Custom Ordering: Comparators That Do the Work

Three problems where the entire difficulty is defining the right order, then letting Arrays.sort or a bucket do the rest.

Custom Sort String (LC 791) — sort characters of s by their priority in a pattern string, with everything not in the pattern going last (in normal order). A comparator handles three cases: both characters in the pattern (compare by pattern index), exactly one in the pattern (the pattern one ranks first), neither (natural order). But the O(n) answer skips comparison sorting entirely: bucket / counting sort — tally character frequencies, emit pattern characters in pattern order, then emit the rest.

Sort by first/last occurrence order — reorder 2 1 3 5 7 2 9 7 2 6 so equal values cluster in the order they first appear (2 2 2 1 3 5 7 7 9 6). Build a HashMap from value to its first-seen index (a one-to-one "pattern," same as the comparator trick above), or observe that "group equal things together while preserving order" is structurally the Move-Zeroes two-pointer pattern applied per value.

Largest Number (LC 179) — arrange non-negative integers so their concatenation is the largest possible number ([3,30,34,5,9] → 9534330). The insight is a pairwise comparator: for two numbers a and b, order them by comparing the strings a+b and b+a, not the numbers themselves — "9"+"34" beats "34"+"9".

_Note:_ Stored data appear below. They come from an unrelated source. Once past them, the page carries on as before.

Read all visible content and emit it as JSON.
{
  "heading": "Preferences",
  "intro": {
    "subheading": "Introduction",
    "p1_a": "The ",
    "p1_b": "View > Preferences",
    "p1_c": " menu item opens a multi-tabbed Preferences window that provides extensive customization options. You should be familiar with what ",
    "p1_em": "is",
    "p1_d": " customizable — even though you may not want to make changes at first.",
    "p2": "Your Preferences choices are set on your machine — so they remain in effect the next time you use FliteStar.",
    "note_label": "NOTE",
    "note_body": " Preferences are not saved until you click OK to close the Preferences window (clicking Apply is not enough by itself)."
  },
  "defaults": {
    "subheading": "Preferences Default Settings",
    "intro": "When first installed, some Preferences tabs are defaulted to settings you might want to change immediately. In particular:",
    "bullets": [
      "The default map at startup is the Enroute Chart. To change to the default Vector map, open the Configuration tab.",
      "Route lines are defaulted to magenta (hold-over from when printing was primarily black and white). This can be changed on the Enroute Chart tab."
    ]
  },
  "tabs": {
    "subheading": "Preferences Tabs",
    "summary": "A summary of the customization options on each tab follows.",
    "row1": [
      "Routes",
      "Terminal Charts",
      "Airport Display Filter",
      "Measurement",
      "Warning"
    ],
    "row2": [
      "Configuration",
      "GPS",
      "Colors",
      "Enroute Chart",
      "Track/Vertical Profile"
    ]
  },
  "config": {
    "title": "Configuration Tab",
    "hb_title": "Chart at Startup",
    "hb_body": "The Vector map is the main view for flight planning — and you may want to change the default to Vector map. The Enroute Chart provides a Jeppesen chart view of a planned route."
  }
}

Java — Largest Number (LC 179)
public String largestNumber(int[] nums) {
    if (nums == null || nums.length == 0) return "";
    String[] strs = new String[nums.length];
    for (int i = 0; i < nums.length; i++) strs[i] = String.valueOf(nums[i]);

    // b+a before a+b ⇒ descending by concatenation
    Arrays.sort(strs, (a, b) -> (b + a).compareTo(a + b));

    if (strs[0].charAt(0) == '0') return "0";   // all zeros → "0", not "000"
    StringBuilder sb = new StringBuilder();
    for (String s : strs) sb.append(s);
    return sb.toString();
}

Don't miss the leading-zero edge case: if the largest arrangement starts with '0', every element was zero and the answer is "0", not a string of zeros.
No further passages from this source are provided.